Discussion in 'Trading' started by acrary, Jan 21, 2004.

  1. dbphoenix


    For the time being, I'm in the ET room.
    #31     Jan 22, 2004
  2. dbphoenix


    Which takes us back to the importance of entry, which has been debated/argued at length before. If one believes that entry doesn't matter, that exit is all, then he's going to view all this differently from someone who believes that entry is critical.
    #32     Jan 22, 2004
  3. acrary


    I guess I wasn't obvious enough about the intent of the thread.
    "Limit your risk...not your reward". You could use the trade management technique with 2:1 or do a reverse on a method that wins 70% of the time and has 1:1 by putting on your whole position and then take off half when you're halfway to your stop loss point. You won't get as much benefit because the biggest rewards are on the outlier trades (remember fat tail?) that are only possible when you let your profits run.
    #33     Jan 22, 2004
  4. Yes, the Excel sheet clearly shows how a (30% win + 70% losers) can result in a profit.

    If you took it a step further and used acrary's technique of (1/2 position to breakeven then add other half) you would add even more leverage.
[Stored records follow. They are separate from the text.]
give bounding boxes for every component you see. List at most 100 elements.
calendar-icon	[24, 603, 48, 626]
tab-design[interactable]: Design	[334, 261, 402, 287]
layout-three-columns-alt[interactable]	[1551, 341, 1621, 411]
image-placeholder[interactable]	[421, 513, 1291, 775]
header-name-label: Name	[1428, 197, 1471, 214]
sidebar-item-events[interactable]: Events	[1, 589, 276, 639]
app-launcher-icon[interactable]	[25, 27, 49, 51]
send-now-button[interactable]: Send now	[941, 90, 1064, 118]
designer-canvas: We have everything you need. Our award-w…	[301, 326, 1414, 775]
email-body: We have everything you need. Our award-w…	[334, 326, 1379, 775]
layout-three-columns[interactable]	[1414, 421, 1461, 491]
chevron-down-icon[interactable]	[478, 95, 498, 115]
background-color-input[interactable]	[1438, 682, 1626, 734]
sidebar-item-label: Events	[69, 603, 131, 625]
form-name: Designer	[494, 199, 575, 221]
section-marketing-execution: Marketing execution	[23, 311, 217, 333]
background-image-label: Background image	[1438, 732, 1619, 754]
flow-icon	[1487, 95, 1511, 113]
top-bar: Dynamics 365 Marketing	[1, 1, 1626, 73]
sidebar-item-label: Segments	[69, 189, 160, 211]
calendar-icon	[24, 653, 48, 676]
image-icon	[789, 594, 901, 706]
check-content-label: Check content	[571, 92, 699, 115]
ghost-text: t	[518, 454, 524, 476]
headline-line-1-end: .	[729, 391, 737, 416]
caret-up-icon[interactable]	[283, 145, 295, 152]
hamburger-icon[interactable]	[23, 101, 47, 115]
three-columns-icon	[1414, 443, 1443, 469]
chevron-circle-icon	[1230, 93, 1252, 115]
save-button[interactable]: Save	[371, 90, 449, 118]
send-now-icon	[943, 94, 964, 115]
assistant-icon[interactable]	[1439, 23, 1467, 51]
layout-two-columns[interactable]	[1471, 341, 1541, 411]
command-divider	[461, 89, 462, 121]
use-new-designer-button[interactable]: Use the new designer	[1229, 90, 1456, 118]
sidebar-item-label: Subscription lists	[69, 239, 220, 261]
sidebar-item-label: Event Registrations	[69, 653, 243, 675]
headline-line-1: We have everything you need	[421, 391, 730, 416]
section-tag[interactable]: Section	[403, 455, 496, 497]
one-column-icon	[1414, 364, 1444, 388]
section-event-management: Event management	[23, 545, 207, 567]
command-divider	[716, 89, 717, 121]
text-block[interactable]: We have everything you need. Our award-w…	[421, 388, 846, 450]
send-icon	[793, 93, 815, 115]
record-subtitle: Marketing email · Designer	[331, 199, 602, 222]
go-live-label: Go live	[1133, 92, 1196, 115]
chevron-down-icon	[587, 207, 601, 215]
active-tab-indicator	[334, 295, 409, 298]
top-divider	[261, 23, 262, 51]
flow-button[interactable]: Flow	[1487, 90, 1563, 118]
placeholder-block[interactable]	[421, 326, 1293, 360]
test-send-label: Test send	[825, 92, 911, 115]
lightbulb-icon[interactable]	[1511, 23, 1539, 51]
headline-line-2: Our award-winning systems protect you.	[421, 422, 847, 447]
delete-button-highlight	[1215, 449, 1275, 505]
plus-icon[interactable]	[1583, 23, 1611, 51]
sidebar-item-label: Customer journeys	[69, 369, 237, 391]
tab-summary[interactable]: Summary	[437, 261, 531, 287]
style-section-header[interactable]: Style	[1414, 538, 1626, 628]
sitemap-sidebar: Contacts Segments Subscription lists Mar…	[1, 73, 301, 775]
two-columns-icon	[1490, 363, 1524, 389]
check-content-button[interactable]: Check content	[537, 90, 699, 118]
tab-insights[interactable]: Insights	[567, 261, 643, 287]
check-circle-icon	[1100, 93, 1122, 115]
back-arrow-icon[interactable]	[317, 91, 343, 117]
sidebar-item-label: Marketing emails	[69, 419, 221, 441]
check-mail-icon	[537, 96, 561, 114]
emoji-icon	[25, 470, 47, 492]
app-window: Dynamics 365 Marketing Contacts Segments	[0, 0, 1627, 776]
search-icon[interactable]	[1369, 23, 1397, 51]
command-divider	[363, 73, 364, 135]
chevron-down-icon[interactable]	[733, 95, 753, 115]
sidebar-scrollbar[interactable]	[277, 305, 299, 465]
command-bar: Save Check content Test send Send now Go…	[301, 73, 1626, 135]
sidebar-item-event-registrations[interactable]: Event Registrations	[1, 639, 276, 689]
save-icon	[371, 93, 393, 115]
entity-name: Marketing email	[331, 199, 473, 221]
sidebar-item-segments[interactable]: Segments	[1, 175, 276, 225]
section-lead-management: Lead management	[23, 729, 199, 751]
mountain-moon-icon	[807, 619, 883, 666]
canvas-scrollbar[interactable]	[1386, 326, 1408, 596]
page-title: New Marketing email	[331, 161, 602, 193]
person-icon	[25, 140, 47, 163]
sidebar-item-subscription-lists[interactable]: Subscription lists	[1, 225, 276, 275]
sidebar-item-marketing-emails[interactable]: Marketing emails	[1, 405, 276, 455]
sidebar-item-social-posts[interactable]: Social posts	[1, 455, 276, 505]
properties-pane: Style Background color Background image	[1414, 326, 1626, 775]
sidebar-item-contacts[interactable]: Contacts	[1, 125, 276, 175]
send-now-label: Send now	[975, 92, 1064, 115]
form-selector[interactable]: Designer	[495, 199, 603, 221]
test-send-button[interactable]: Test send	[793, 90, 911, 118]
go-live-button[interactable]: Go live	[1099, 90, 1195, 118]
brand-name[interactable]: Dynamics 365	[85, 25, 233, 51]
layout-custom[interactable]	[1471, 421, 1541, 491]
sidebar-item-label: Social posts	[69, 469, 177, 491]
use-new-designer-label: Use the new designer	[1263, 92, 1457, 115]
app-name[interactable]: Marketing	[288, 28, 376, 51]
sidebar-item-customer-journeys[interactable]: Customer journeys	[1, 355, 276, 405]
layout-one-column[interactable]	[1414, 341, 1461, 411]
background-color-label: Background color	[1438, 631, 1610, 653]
    Once again, this is a great thread that puts the focus on a technique that is necessary to be a professional trader. Keep the risk constant, maximize the profits.
    #34     Jan 22, 2004
  5. This is the most useful sentence I read in ET. To me the importance of this sentence to trading is equivalent to the role of DNA for living organisms.

    #35     Jan 22, 2004
  6. 20 cents:

    Possibly an effective way to kill many potential trades just before they become profitable! :D

    #36     Jan 22, 2004
  7. 3:1 is what is recommended by most people and books, but its usually in context to higher TF trading, such as swing trading and much longer term daytrading. If you are scalping, things happen very fast and change direction for no rhyme or reason. I shoot for a 2:1 on the ES, but I scalp. The most imporant thing is that if the market is starting to look like its going to move against the original reason you entered the trade, then you may consider exiting it, whether or not you have hit your mark. I personally use trailing stops at minor swing highs and lows and go from there. I find that for me, the theoritical 2:1 is quite different from the actual. Mine on average is more like 1.6:1 once its all said and done.
    #37     Jan 22, 2004
  8. prox


    I agree, this is written by people talking about much longer time frames. In daytrading, you have time, range, and noise issues every day. The only ways that I can see to achieve even a 2 to 1 ratio reliably is to buy bottoms and sell tops. This presumes you are using a meaningful stop area and not some fixed 2 point risk that means nothing.
    #38     Jan 22, 2004
  9. Cutten


    Acrary - with a random market, this system will generate identical profits to any other (i.e. zero minus commissions). The increased reward/risk will be exactly offset by a proportional decrease in win rate, minus commissions. Position-management alone is entirely edgeless unless there is some non-random market character that fits the rules of the system.

    Thus your system will clearly do well in strongly trending markets with more trend continuations and relatively few fakeout corrections. However it will miss out on choppy trends, and will do terribly in ranging markets with lots of false breakouts.

    You need to demonstrate either i) the character of the markets over the long-term is such that this 3:1 system is sufficient to make above average profits without unacceptable risk, or ii) you have some method of detecting those market states which suit the system, whilst avoiding market states where the system performs poorly. You did not bring up any supporting evidence for this during your post.

    Finally, your post appears to treat open position equity as different to closed position equity. I don't see how this assumption can be supported. If we have two traders, wth identical positions and identical exit criteria, then their risk/reward is also identical. No matter how the market behaves going forward, they will make or lose exactly the same. Their entry price makes no difference at all to the risk/reward calculation.

    #39     Jan 22, 2004
  10. Cutten


    Exactly - have market exposure when your risk/reward from *current* prices (not entry price) appears to be favourable; have no exposure when the risk/reward is no longer favourable.

    In some market environments, the triggering of a trailing stop will indeed indicate that the risk/reward is no longer favourable. In other markets it could mean simply that a stop-gunning counter-trend move is occuring - in which case the risk/reward may be even *better* than before.

    The trouble with acrary's system is that it assesses risk/reward based on limited information, some of which is entirely arbitrary. For example, entry price alone has no bearing on risk/reward whatsoever. Otherwise two traders with identical positions and stops but different entry prices would have different risk/reward - a clear impossibility. Even a volatility based stop only uses past market volatility to assess risk/reward.

    A system which judges risk/reward based on *all* available criteria (e.g. forthcoming earnings releases, government announcements, impending news etc, as well as price action and implied volatility) is generally going to outperform one based on limited, backward-looking and often arbitrary information.